İyi Biri

3 dk

Santi Cazorla meşhur 'Wengerball'u oynayan ve oynatan son oyuncuydu. Son üç sezonda yaşadığı sakatlıklar, Arsenal'ın akıcı oyununu da alıp götürmüştü.

Santi Cazorla, Temmuz'da yeni takımı Villarreal'in hazırlık kampında 636 gün sonraki ilk futbol maçına çıktı. Ve ilginç bir şekilde geri dönüşüne Villarreal taraftarından çok Arsenal taraftarı ilgi gösterdi. Peki Arsenal'da sadece üç sezon randımanlı oynayabilen, Londra macerası kulübün düşüş dönemine denk gelen ve olduğu son üç sezonda yalnızca 2000 dakika civarı süre alabilen Cazorla, nasıl böyle bir etki bırakabildi?

Arsenal taraftarı yıllardır hem takımı bırakıp giden oyuncularından hem de sakatlık sebebiyle ortadan kaybolup kontratlarının son sezonunda futbol oynuyor numarası yapan isimlerden yaka silkti. Cesc Fabregas, Tomas Rosicky, Alex Song, Alex Hleb gibi oyuncular seyircilerin ağzına birkaç parmak bal çalsa da ayrılıkları hep nefretle oldu. Aslında çoğunun gidişi Santi'den farklı değildi. Ancak İspanyol oyuncunun performansı ve kişiliği onu herkesten farklı bir noktaya koydu.

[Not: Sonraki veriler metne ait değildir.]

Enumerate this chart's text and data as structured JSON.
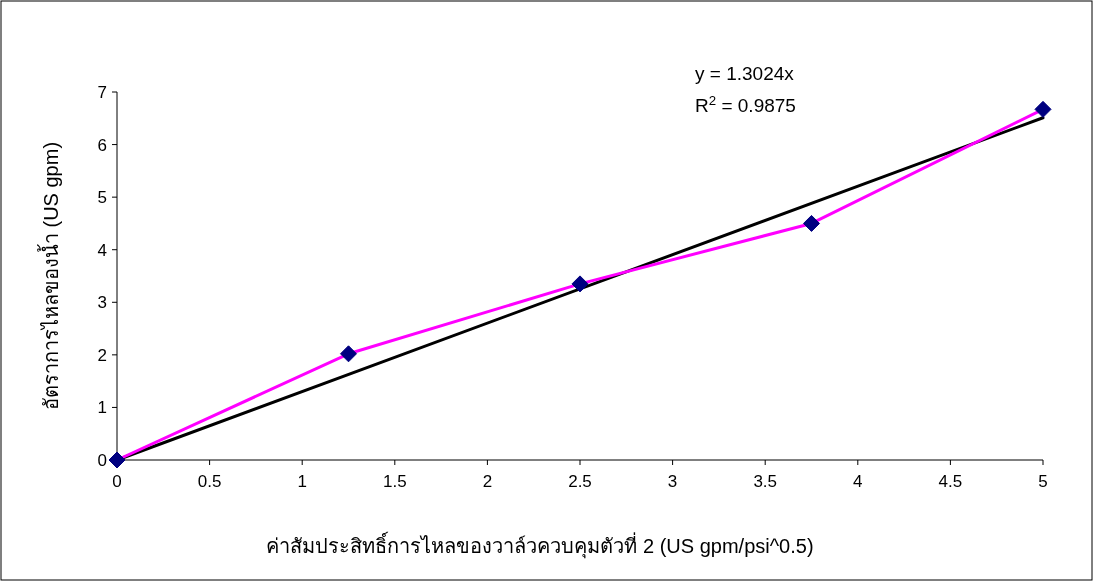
{
  "chart_data": {
    "type": "line",
    "xlabel": "ค่าสัมประสิทธิ์การไหลของวาล์วควบคุมตัวที่ 2 (US gpm/psi^0.5)",
    "ylabel": "อัตราการไหลของน้ำ (US gpm)",
    "x": [
      0,
      1.25,
      2.5,
      3.75,
      5
    ],
    "series": [
      {
        "color": "#ff00ff",
        "marker": "diamond",
        "values": [
          0,
          2.02,
          3.35,
          4.5,
          6.67
        ]
      },
      {
        "color": "#000000",
        "marker": "none",
        "x": [
          0,
          5
        ],
        "values": [
          0,
          6.51
        ]
      }
    ],
    "annotations": [
      "y = 1.3024x",
      "R$^{2}$ = 0.9875"
    ],
    "xlim": [
      0,
      5
    ],
    "xticks": [
      0,
      0.5,
      1,
      1.5,
      2,
      2.5,
      3,
      3.5,
      4,
      4.5,
      5
    ],
    "ylim": [
      0,
      7
    ],
    "yticks": [
      0,
      1,
      2,
      3,
      4,
      5,
      6,
      7
    ],
    "grid": false
  }
}
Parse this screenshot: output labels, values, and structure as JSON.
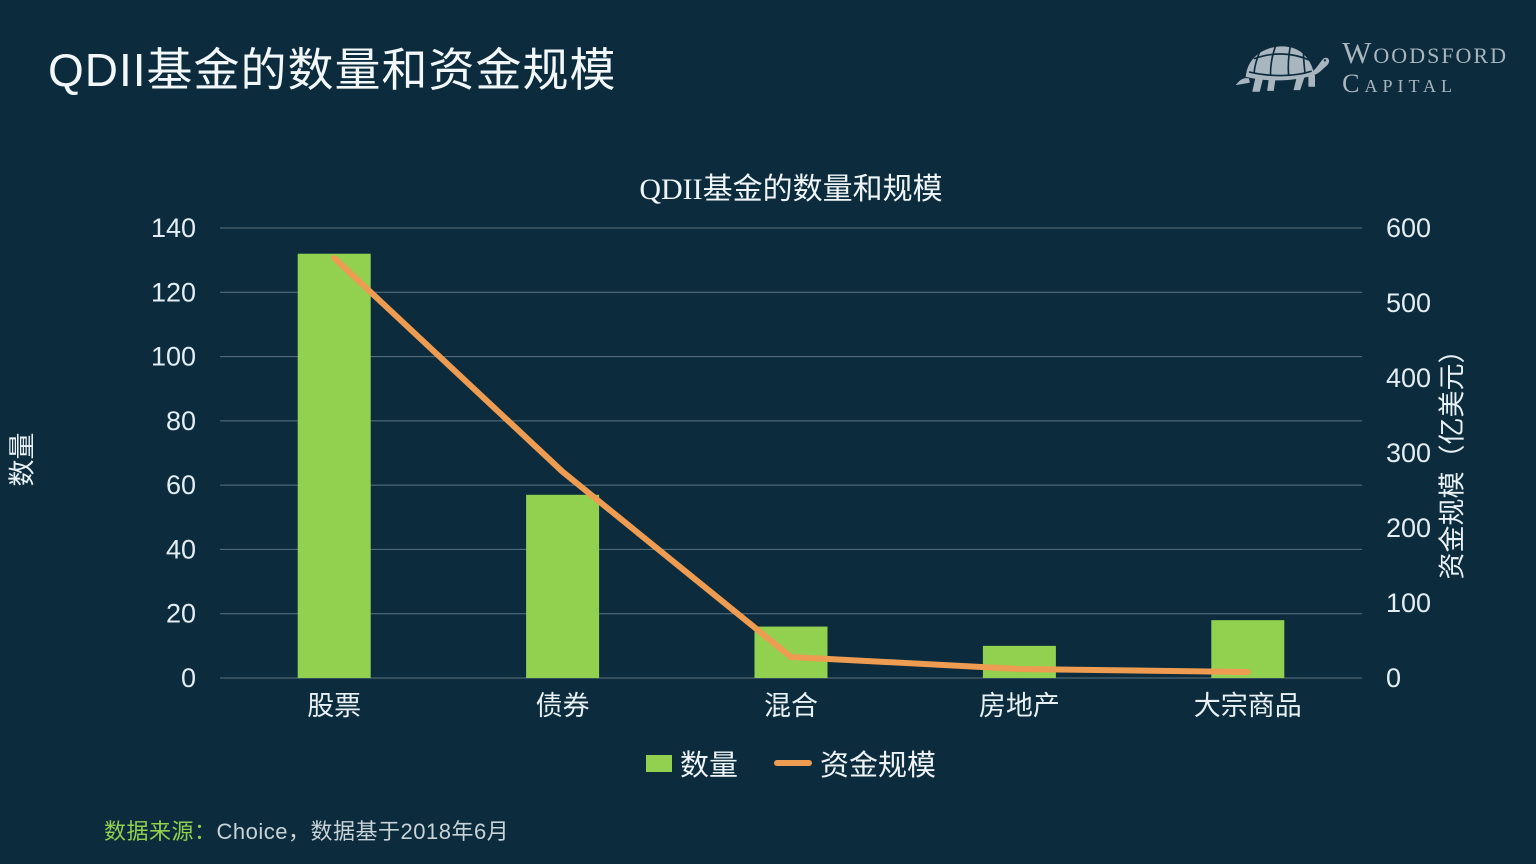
{
  "header": {
    "title": "QDII基金的数量和资金规模",
    "logo": {
      "line1": "Woodsford",
      "line2": "Capital"
    }
  },
  "chart_data": {
    "type": "combo-bar-line",
    "title": "QDII基金的数量和规模",
    "categories": [
      "股票",
      "债券",
      "混合",
      "房地产",
      "大宗商品"
    ],
    "series": [
      {
        "name": "数量",
        "type": "bar",
        "axis": "left",
        "color": "#92D050",
        "values": [
          132,
          57,
          16,
          10,
          18
        ]
      },
      {
        "name": "资金规模",
        "type": "line",
        "axis": "right",
        "color": "#ED9C51",
        "values": [
          560,
          275,
          28,
          12,
          8
        ]
      }
    ],
    "left_axis": {
      "label": "数量",
      "min": 0,
      "max": 140,
      "step": 20
    },
    "right_axis": {
      "label": "资金规模（亿美元）",
      "min": 0,
      "max": 600,
      "step": 100
    },
    "grid": true,
    "legend_position": "bottom"
  },
  "footer": {
    "source_label": "数据来源：",
    "source_text": "Choice，数据基于2018年6月"
  }
}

Cazorla, Malaga'dan Arsenal'a geldiğinde bir 10 numaraydı. 'Wengerball'a oyun görüşü, temposu, ve çok yönlülüğüyle uygundu. Saha içi liderliğini Arsene Wenger'in istediği doğrultuda yapabiliyor, takımı yönetip onların üstündeki baskıyı azaltıyor; şut tehdidi, bolca asist ve duran top vadediyordu. İlk sezonunda ligde 12 gol atıp 12 asist yaptı, müthiş karakteri ve sevimliliğiyle taraftarın gönlünü çaldı. Oyun kurucusunu Cazorla'yla bulan bir takım olarak Arsenal o yaz Mesut Özil'i aldı, Santi solkanada geçti. Sonra Santi sol kanadı Lukas Podolski'ye kaybedip sağ açığa geçti. Pek bir önemi yoktu, rolü değişmiyordu. Takımı oynatan, Wenger'in felsefesini sahaya yansıtan oydu. Lakin 2014-15 sezonuyla birlikte derindeki oyun kurucu rolüyle merkeze geçen Santi, esas saygı uyandıracak dönemini başlattı.

Kontrol kabiliyeti, daha pası alırken etrafına hâkim oluşu, kısa ve efektif driplingleri onu Wenger'in son kupalarının mimarı yaptı. Saha içindeki pozisyonu ne olursa olsun aynı performansı gösterebilmesi ne kadar doğal bir yetenek olduğuna işaretti. Bir de Mesut gibi bir oyun kurucunun yanında hücumun işlemesini sağlayan isim olması ne kadar özel bir lider olduğunu gösteriyordu. Santi'nin olmadığı, Wenger'in sonunu getiren o son iki sezona baktığımızda, Alexis Sanchez ve Mesut'un ne kadar değiştiğini görebiliyorsunuz. Santi her ikisine de "zihin açıklığı" veriyordu. İkinci bölgeden pürüzsüz çıkardığı toplarla onları etkili oldukları bölgelerde topla buluşturuyor, yalnızca iyi yaptıkları şeyleri yapmalarına yardımcı oluyordu. Sakatlığı, ilk 11'den görünmez kahramanı çektiği gibi yerinin onun rolünü oynayamayacak oyuncularla doldurulmaya çalışılması da sonun başlangıcı oldu.

2000'lerde başlayan Arsenal taraftarlığımda 2006 sonrası acı dolu. Giden oyuncular, korkunç mağlubiyetler, başlamadan biten sezonlar... Dolayısıyla 2014 FA Cup Finali'nin Avusturya tatilime denk geldiğinden habersizdim. Aynı gün La Liga sezonunun son maçında Barcelona, Atletico Madrid'i ağırlıyordu ve FA Cup'ı seyredecek yer bulmak imkânsızdı. Arayışlarım maçın ilk dakikalarını kaçırmama sebep oldu. Fakat 10. dakika civarı bir pub'a yerleştim. Hull City, 2006'dan sonraki ilk finalimizde 2-0 öndeydi. Sonra Santi çıktı, her şeyi geri getirdi. Büyük ihtimalle o final, kariyerinin son büyük ânıydı. Santi'nin yeteneği daha büyük bir kariyeri hak ediyordu, olmadı.